Figure 2. Model and experimental comparison.

(A) Quantitative modeling shows that the form of the differentiation transition probability, Eq. (2), affect the stem cell fraction distribution. From Eq. (1), if the differentiation probability r, is a constant (brown line), then the stem cell fraction distribution only shows a single peak around 50% (brown histogram). In contrast, if r is a declining function of local stem cell fraction in the micropattern, i.e., differentiation is more likely when pluripotent cells are surrounded by differentiated cells (green line), then the stem cell population shows bimodal behavior (green histogram). (B) Comparisons of experimental probability density function of stem cell fraction (blue) with mathematical model results (red). The form of the stem cell differentiation probability, r in Eq. (2), that best explain the experiment is also shown. This function is relatively independent of the micropattern size, which is consistent with modeling assumptions. (C) The model also explains the average populations of stem and differentiated cells, as well as population fluctuations. The shaded region represents the range of population fluctuation, defined by the computed standard deviation. The computed average population is the solid line and the data are symbols with measured standard deviation.

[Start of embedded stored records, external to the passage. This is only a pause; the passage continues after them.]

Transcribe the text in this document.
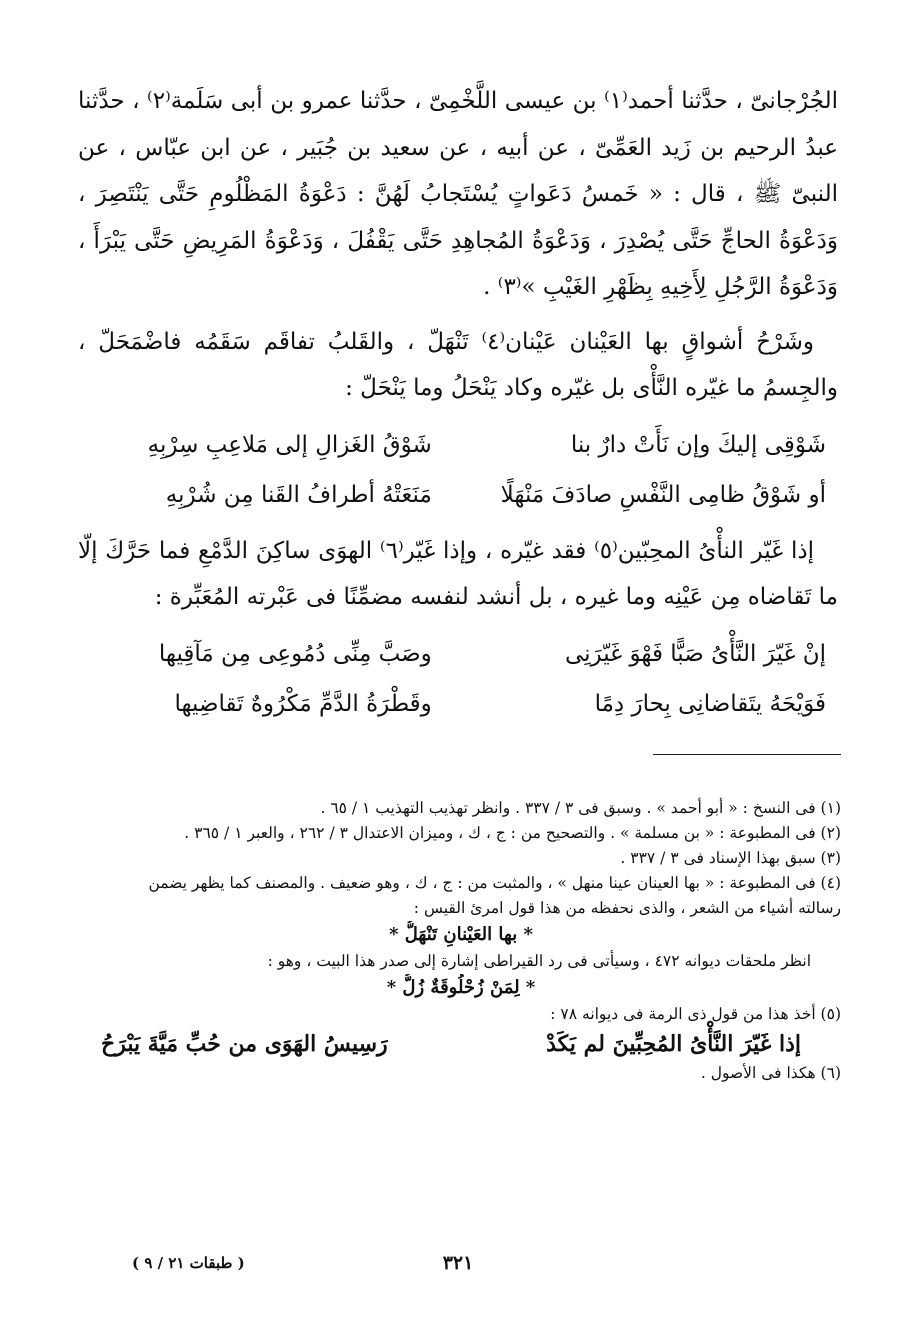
الجُرْجانىّ ، حدَّثنا أحمد⁽١⁾ بن عيسى اللَّخْمِىّ ، حدَّثنا عمرو بن أبى سَلَمة⁽٢⁾ ، حدَّثنا عبدُ الرحيم بن زَيد العَمِّىّ ، عن أبيه ، عن سعيد بن جُبَير ، عن ابن عبّاس ، عن النبىّ ﷺ ، قال : « خَمسُ دَعَواتٍ يُسْتَجابُ لَهُنَّ : دَعْوَةُ المَظْلُومِ حَتَّى يَنْتَصِرَ ، وَدَعْوَةُ الحاجِّ حَتَّى يُصْدِرَ ، وَدَعْوَةُ المُجاهِدِ حَتَّى يَقْفُلَ ، وَدَعْوَةُ المَرِيضِ حَتَّى يَبْرَأَ ، وَدَعْوَةُ الرَّجُلِ لِأَخِيهِ بِظَهْرِ الغَيْبِ »⁽٣⁾ .

وشَرْحُ أشواقٍ بها العَيْنان عَيْنان⁽٤⁾ تَنْهَلّ ، والقَلبُ تفاقَم سَقَمُه فاضْمَحَلّ ، والجِسمُ ما غيّره النَّأْى بل غيّره وكاد يَنْحَلُ وما يَنْحَلّ :

شَوْقِى إليكَ وإن نَأَتْ دارٌ بنا
شَوْقُ الغَزالِ إلى مَلاعِبِ سِرْبِهِ
أو شَوْقُ ظامِى النَّفْسِ صادَفَ مَنْهَلًا
مَنَعَتْهُ أطرافُ القَنا مِن شُرْبِهِ

إذا غَيّر النأْىُ المحِبّين⁽٥⁾ فقد غيّره ، وإذا غَيّر⁽٦⁾ الهوَى ساكِنَ الدَّمْعِ فما حَرَّكَ إلّا ما تَقاضاه مِن عَيْنِه وما غيره ، بل أنشد لنفسه مضمِّنًا فى عَبْرته المُعَبِّرة :

إنْ غَيّرَ النَّأْىُ صَبًّا فَهْوَ غَيّرَنِى
وصَبَّ مِنِّى دُمُوعِى مِن مَآقِيها
فَوَيْحَهُ يتَقاضانِى بِحارَ دِمًا
وقَطْرَةُ الدَّمِّ مَكْرُوهٌ تَقاضِيها

(١) فى النسخ : « أبو أحمد » . وسبق فى ٣ / ٣٣٧ . وانظر تهذيب التهذيب ١ / ٦٥ .

(٢) فى المطبوعة : « بن مسلمة » . والتصحيح من : ج ، ك ، وميزان الاعتدال ٣ / ٢٦٢ ، والعبر ١ / ٣٦٥ .

(٣) سبق بهذا الإسناد فى ٣ / ٣٣٧ .

(٤) فى المطبوعة : « بها العينان عينا منهل » ، والمثبت من : ج ، ك ، وهو ضعيف . والمصنف كما يظهر يضمن

رسالته أشياء من الشعر ، والذى نحفظه من هذا قول امرئ القيس :

* بها العَيْنانِ تَنْهَلُّ *

انظر ملحقات ديوانه ٤٧٢ ، وسيأتى فى رد القيراطى إشارة إلى صدر هذا البيت ، وهو :

* لِمَنْ زُحْلُوقَةٌ زُلُّ *

(٥) أخذ هذا من قول ذى الرمة فى ديوانه ٧٨ :

إذا غَيّرَ النَّأْىُ المُحِبِّينَ لم يَكَدْ
رَسِيسُ الهَوَى من حُبِّ مَيَّةَ يَبْرَحُ

(٦) هكذا فى الأصول .

٣٢١
( طبقات ٢١ / ٩ )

Figure 3. Cell motility and cell-cell interaction can explain spatial patterns seen on larger micropatterns.

(A) Measured means squared displacement versus time for stem and differentiated cells, giving a diffusion constant of 1.5 μm²/min. (B) A compartment model for large micropatterns. A 225 μm pattern can be viewed as four, 80 μm patterns connected together. Cells within each compartment are well mixed and interact with each other. Cells can also migrate between adjacent compartments, modeled by stochastic hopping rates k_h. (C) Computed stem fraction probability distribution for a single compartment within the large micropattern. The compartment shows the same identical bimodal behavior as the smaller micropatterns. (D) Computed stem cell fraction distribution for the large micropattern when four compartments are summed. This distribution is unimodal, in accord with observations in Fig. 1C. (E) An example immunofluorescence image showing spatial domains within the 225 μm micropattern. Lower half are dominated by stem cells. (F) A sample simulated 225 μm micropattern, showing similar micro domains dominate by stem cells. The simulations are performed using a Gillespie algorithm described in the SM. Additional examples of immunofluorescence images of spatial patterns seen (G) on 225 μm and (H) 500 μm micropatterns after one day of differentiation. (TRA-1-81 in green; phalloidin in red; nuclei in blue; scale bars are 100μm).

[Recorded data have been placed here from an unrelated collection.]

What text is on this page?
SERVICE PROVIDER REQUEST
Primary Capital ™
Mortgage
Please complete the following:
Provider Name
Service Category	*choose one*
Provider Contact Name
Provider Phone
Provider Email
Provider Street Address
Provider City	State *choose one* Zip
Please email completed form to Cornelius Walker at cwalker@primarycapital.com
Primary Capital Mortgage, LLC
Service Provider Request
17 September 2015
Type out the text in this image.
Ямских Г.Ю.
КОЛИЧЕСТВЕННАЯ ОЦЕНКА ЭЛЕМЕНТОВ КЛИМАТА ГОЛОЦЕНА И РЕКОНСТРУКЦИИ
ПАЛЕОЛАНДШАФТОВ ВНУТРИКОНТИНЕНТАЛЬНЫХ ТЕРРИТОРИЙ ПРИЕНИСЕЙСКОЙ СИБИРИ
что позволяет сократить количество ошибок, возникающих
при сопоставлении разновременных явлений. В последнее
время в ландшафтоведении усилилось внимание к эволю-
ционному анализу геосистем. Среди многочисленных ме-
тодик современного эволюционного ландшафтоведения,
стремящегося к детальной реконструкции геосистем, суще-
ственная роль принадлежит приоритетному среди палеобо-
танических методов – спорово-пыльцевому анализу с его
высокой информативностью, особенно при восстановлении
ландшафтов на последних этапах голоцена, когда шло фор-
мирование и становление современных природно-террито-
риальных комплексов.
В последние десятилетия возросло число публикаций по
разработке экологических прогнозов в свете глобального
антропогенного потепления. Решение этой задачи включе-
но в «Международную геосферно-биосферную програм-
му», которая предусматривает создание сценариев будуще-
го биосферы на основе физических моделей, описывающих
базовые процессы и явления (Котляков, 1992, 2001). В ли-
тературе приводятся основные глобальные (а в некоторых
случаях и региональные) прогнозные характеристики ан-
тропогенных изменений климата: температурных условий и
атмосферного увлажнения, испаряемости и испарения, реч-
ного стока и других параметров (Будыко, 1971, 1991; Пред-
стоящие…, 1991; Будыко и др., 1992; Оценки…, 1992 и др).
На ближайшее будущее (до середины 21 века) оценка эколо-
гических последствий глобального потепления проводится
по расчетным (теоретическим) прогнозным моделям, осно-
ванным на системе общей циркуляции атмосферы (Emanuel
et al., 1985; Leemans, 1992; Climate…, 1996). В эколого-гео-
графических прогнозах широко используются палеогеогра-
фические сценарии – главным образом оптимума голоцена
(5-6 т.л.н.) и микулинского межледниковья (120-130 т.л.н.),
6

Figure 4. Uncoupling the role of cell-cell contact and differentiation in micropatterns with E-cadherin antibody treatment.

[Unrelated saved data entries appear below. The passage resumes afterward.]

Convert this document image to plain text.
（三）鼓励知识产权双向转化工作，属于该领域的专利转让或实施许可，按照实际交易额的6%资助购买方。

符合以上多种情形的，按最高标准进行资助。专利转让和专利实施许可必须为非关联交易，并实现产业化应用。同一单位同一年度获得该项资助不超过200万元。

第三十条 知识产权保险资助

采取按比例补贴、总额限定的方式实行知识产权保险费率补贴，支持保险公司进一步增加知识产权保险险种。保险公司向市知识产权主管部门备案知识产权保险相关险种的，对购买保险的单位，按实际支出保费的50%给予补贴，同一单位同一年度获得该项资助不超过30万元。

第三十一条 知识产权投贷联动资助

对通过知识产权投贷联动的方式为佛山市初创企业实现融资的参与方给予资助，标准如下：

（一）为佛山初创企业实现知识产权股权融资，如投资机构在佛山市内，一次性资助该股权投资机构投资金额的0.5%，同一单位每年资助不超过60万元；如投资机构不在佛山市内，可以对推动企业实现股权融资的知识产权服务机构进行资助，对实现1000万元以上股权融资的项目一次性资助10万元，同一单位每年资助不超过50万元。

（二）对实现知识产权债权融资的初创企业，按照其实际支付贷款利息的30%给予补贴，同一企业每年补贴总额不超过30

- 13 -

Cell seeding density is 500,000 per cover slip. (A) In the presence of E-cadherin antibody, the fraction of differentiated cells increases after 24 hrs in culture on 140 μm diameter patterns. (B) Quantitative analysis shows that E-cadherin changes differentiation kinetics so that a larger percentage of cells are differentiating when compared to the control. (C) Modeling results show that the differentiation probability, r in Eq. (2), has changed significantly. In the control experiment, the differentiation probability at 100% stem cell fraction is less than 3 times the probability at 0% stem cell fraction. With the addition of an E-cadherin antibody, the differentiation probability at 100% stem cells is substantially higher.